ORBITINDONESIA.COM — Tamer Abu Assi sedang menyiapkan sarapan untuk kedua putranya yang masih kecil pada Sabtu pagi, 29 November 2025 ketika ia menyadari kehabisan kayu bakar. Fadi, 8 tahun, dan Jumaa, 10 tahun, pergi mengambil kayu bakar karena ayah mereka lumpuh dan harus menggunakan kursi roda.

Mereka tak pernah kembali.

Abu Assi sedang menunggu mereka kembali agar ia bisa menyiapkan meja makan, ketika penduduk sekitar bergegas ke tempat penampungannya dan mengatakan dua anak telah menjadi sasaran dan dibunuh oleh pasukan Israel.

“Apakah mereka anak-anakku?” kenangnya.

Penantian yang menyiksa pun terjadi saat ia pergi untuk mengidentifikasi jenazah-jenazah tersebut.

“Saya membuka kain kafan dan memeluk mereka. Kepala Juju kecilku hancur berkeping-keping; semoga Tuhan mengistirahatkan jiwanya… Lengannya putus dan sebagian tubuhnya hilang,” katanya, gemetar. “Tangan kanan dan kaki kiri Fadi terpotong,” tambahnya.

Jumaa dan Fadi tewas akibat serangan pesawat tak berawak Israel di kota Bani Suheila, di sebelah timur tempat perlindungan mereka di Khan Younis, menurut keluarga tersebut.

Pasukan Pertahanan Israel (IDF) mengakui melakukan serangan tersebut dalam sebuah pernyataan, menyebut anak-anak tersebut sebagai "dua tersangka yang melintasi garis kuning, melakukan aktivitas mencurigakan di darat, dan mendekati pasukan IDF yang beroperasi di Jalur Gaza selatan, yang menimbulkan ancaman langsung bagi mereka."

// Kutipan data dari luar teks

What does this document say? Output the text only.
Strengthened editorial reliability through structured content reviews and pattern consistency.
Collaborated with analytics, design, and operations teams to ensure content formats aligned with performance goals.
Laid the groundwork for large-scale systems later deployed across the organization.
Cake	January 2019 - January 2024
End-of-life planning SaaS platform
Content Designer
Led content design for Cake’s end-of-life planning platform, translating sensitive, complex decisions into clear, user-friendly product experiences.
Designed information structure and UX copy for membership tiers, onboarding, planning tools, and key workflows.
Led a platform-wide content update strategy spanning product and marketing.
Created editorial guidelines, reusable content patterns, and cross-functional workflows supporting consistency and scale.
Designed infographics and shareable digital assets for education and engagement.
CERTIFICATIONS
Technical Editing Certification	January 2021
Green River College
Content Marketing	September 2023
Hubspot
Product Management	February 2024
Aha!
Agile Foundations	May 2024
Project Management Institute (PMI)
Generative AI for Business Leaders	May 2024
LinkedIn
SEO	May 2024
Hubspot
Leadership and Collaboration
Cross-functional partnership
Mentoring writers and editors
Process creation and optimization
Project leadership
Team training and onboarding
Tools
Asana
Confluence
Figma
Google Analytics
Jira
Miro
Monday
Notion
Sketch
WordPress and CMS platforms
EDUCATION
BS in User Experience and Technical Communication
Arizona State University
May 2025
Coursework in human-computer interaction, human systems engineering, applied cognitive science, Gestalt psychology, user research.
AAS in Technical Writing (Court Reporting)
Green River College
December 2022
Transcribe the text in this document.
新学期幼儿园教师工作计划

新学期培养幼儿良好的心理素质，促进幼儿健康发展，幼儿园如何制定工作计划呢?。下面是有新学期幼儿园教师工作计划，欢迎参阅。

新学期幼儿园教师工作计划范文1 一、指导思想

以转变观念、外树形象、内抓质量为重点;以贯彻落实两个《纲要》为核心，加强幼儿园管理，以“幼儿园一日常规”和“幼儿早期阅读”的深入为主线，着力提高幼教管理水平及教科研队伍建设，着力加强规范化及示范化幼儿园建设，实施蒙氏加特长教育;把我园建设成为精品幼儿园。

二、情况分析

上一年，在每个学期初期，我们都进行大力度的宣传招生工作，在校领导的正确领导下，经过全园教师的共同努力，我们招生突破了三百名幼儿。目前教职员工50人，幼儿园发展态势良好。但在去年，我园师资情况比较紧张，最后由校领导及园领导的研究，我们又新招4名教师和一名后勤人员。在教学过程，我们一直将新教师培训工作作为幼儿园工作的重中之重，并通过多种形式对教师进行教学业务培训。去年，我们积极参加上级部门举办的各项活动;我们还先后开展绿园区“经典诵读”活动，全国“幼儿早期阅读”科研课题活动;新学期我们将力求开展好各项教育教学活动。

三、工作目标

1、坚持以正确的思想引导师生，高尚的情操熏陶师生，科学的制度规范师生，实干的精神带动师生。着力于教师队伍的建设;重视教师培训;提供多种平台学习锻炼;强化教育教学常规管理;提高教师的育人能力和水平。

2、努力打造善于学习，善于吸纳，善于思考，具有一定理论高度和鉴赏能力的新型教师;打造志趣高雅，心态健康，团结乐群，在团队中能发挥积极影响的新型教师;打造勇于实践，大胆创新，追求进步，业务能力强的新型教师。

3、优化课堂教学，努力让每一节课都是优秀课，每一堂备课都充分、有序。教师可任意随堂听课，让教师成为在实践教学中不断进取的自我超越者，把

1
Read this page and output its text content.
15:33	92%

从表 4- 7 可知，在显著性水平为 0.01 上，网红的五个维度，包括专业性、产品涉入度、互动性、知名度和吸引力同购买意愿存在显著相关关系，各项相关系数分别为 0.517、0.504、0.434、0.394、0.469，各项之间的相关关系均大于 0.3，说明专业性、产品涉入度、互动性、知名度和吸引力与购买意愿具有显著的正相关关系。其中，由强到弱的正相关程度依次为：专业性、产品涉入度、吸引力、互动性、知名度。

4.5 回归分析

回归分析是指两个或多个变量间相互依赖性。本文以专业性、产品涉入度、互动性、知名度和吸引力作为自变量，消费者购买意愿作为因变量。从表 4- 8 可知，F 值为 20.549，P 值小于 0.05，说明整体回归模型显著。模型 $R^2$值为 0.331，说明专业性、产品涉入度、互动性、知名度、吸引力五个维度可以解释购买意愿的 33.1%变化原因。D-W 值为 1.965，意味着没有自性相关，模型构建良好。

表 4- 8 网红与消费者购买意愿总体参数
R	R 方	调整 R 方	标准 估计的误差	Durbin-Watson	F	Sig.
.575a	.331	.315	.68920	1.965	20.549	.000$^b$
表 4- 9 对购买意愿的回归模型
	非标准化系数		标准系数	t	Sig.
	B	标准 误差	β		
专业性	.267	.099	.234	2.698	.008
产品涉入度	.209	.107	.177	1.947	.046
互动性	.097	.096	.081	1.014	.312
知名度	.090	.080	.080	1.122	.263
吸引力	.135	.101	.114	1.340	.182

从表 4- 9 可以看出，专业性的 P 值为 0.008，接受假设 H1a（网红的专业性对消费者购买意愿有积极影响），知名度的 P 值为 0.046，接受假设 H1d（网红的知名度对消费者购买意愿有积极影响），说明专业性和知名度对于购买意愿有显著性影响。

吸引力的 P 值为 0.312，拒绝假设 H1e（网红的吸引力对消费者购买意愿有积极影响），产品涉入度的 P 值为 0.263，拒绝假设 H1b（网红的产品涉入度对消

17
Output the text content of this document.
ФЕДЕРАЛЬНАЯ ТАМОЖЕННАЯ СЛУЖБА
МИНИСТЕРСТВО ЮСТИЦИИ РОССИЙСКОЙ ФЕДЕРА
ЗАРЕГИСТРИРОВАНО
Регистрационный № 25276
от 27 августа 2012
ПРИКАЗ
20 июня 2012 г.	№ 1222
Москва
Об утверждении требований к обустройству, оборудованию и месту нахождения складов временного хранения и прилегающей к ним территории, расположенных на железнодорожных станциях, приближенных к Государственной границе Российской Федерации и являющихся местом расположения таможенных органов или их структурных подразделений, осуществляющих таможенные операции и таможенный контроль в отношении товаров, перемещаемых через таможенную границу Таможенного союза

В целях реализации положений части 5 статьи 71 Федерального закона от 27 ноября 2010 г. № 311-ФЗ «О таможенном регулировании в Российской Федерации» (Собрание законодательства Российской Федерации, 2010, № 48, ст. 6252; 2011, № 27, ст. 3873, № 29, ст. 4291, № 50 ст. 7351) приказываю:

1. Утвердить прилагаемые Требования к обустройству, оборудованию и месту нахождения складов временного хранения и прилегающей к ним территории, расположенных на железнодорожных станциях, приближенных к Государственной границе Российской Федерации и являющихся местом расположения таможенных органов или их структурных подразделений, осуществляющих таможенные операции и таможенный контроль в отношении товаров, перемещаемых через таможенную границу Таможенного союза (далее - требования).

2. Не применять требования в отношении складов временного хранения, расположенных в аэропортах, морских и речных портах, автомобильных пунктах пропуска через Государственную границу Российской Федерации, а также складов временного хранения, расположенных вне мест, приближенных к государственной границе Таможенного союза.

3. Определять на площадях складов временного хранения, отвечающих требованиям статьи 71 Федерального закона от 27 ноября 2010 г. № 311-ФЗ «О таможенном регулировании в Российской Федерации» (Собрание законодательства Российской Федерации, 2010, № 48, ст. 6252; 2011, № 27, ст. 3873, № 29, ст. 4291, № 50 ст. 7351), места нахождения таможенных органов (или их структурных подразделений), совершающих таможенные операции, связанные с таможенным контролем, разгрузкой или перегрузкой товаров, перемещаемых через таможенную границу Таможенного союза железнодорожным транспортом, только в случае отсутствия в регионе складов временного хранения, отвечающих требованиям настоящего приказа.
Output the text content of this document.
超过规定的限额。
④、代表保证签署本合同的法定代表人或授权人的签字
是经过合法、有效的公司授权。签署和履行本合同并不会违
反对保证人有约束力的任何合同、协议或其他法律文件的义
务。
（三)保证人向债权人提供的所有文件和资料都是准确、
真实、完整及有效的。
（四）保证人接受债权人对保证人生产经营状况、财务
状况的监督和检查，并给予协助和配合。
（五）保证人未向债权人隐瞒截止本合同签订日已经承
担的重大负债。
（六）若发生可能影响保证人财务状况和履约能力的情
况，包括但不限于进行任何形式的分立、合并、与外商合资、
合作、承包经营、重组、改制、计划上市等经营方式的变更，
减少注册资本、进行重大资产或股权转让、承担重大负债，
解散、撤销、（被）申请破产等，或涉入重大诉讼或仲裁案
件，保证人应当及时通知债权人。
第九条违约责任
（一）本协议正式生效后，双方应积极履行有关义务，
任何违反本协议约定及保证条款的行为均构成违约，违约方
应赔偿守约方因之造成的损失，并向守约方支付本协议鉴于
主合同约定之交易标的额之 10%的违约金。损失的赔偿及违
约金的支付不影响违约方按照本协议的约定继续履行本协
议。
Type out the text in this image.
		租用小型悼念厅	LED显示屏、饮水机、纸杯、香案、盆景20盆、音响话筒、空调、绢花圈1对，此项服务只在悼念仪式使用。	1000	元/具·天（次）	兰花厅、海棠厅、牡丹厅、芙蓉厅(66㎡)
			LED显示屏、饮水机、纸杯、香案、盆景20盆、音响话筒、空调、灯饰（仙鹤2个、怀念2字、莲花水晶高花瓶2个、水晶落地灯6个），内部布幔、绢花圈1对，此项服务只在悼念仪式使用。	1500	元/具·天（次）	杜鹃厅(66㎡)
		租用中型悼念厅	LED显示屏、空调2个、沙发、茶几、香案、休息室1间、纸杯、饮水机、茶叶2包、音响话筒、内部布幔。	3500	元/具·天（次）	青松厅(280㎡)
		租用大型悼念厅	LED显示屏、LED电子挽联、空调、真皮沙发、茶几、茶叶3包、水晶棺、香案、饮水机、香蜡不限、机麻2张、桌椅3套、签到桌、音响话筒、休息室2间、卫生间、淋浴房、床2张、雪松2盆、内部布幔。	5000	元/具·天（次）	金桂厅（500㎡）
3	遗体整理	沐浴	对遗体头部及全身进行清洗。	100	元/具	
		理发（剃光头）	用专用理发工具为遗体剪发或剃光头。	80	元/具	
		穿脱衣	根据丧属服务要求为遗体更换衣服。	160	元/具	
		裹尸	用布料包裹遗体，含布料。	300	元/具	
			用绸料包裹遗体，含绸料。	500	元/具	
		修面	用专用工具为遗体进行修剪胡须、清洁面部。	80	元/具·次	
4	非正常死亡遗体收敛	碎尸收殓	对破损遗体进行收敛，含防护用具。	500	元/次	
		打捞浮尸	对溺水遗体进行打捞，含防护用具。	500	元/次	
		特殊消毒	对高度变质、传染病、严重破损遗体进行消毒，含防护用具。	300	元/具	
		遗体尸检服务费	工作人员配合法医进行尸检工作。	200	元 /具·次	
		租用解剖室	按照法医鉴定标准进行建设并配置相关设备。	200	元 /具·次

"Setelah identifikasi, IAF (Angkatan Udara Israel) mengeliminasi para tersangka untuk menghilangkan ancaman," lanjut pernyataan tersebut.

Garis tak terlihat

Bani Suheila berada di wilayah yang diduduki oleh pasukan Israel di Gaza, di sebelah timur dari apa yang disebut "garis kuning." Namun, karena minimnya penanda di darat, sulit untuk membedakan kontur garis tersebut.

Sejak gencatan senjata berlaku pada bulan Oktober, warga Palestina telah sering dibunuh oleh pasukan Israel di sepanjang garis demarkasi tak terlihat. Militer Israel telah berulang kali menggambarkan mereka sebagai "teroris" yang "menimbulkan ancaman langsung."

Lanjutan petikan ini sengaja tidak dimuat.